Pairs of human transcript and other species transcript were first selected, if their exons were overlapped between species in genome alignments for the longest for both human side and other species side. Then, in the case where they were alignable with the length of 50% or more of the human amino acid sequence, the pairs were detected as "orthologs detected by computational analysis". Amino acid sequences of human transcripts were of H-InvDB. Those of other species were derived from the original databases (DDBJ, Ensembl and RefSeq). If no amino acid sequence was available for an other species transcript, its amino acid sequence was predicted by executing FASTY [Pearson 2000] with other species transcript as query and human amino acid sequence as reference.
In this analysis, not only one-to-one orthologs but also many-to-many orthologs may be detected.
In order to phylogenetically analyze the orthologs of duplicate genes, gene family dataset was constructed. First, similarity-based single-linkage analysis [Gu et al. 2002] of the amino acid sequences of the human representative transcripts was conducted to divide the human genes into groups. Then, if two or more human genes are orthologous to one other species gene and they were separated to different groups, the groups were merged. This procedure was repeated for all orthologous relations to detect gene families. The gene families were one-to-one among species (orthologous gene family).
Multiple alignments of human and other species amino acid sequences belonging to an orthologous family were constructed by ClustalW [Thompson et al. 1994] to construct a phylogenetic tree.

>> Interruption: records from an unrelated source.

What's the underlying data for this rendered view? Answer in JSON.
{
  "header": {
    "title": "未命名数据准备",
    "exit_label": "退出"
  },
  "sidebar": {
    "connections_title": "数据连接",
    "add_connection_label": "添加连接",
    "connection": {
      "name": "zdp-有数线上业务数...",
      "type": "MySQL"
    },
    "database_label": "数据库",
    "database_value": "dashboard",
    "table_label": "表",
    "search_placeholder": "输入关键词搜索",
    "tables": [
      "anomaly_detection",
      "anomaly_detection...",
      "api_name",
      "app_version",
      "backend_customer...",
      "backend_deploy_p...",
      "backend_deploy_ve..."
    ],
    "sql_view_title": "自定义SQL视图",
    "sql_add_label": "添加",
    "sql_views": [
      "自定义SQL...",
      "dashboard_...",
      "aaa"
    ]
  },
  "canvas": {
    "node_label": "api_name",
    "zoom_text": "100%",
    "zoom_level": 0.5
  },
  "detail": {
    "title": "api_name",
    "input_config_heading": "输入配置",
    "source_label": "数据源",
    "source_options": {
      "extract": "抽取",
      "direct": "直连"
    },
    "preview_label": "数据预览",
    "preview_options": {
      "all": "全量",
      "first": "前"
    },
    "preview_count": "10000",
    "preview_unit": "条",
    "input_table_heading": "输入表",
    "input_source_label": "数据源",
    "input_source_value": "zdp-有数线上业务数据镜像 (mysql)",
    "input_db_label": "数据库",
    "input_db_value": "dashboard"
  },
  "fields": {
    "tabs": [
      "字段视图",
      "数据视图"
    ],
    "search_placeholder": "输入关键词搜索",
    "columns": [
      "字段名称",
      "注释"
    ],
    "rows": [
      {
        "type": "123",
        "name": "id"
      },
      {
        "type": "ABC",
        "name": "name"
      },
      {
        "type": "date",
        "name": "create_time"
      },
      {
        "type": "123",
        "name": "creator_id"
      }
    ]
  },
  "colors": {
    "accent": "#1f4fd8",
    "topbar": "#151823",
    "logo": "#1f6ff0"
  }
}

By removing non-alignable sequences from alignments [Endo et al. 2002], more rigid alignments were constructed. Phylogenetic trees were constructed by the neighbor-joining (NJ) method [Saitou et al. 1987].
Utilizing the phylogenetic trees, orthologs detected by computational analysis were re-analyzed. If the same phylogenetic relationships were estimated in genes and species for orthologs, they were detected as "ortholog determined by manual curation". Manual curation pipelines (bootstrap value 900/1000, assumption of trichotomy of primates-rodents-Laurasiatherians, etc.) were initially determined in the All Human Genes Evolutionary Annotation Meeting (2006) [Matsuya et al. 2008]. Although the trees were examined by researchers in the fields of biology, the manual curation was currently automated by in-house tools incorporating the pipelines for efficiency. If a family lacked the phylogenetic information (not enough transcripts, no outgroup species, etc.), they remained as "ortholog detected by computational analysis".
Consequently, orthologs with two annotation status of comprehensive orthologs (Computational analysis + Manual curation) and more reliable orthologs (Manual curation, supported by phylogenetic trees) were constructed.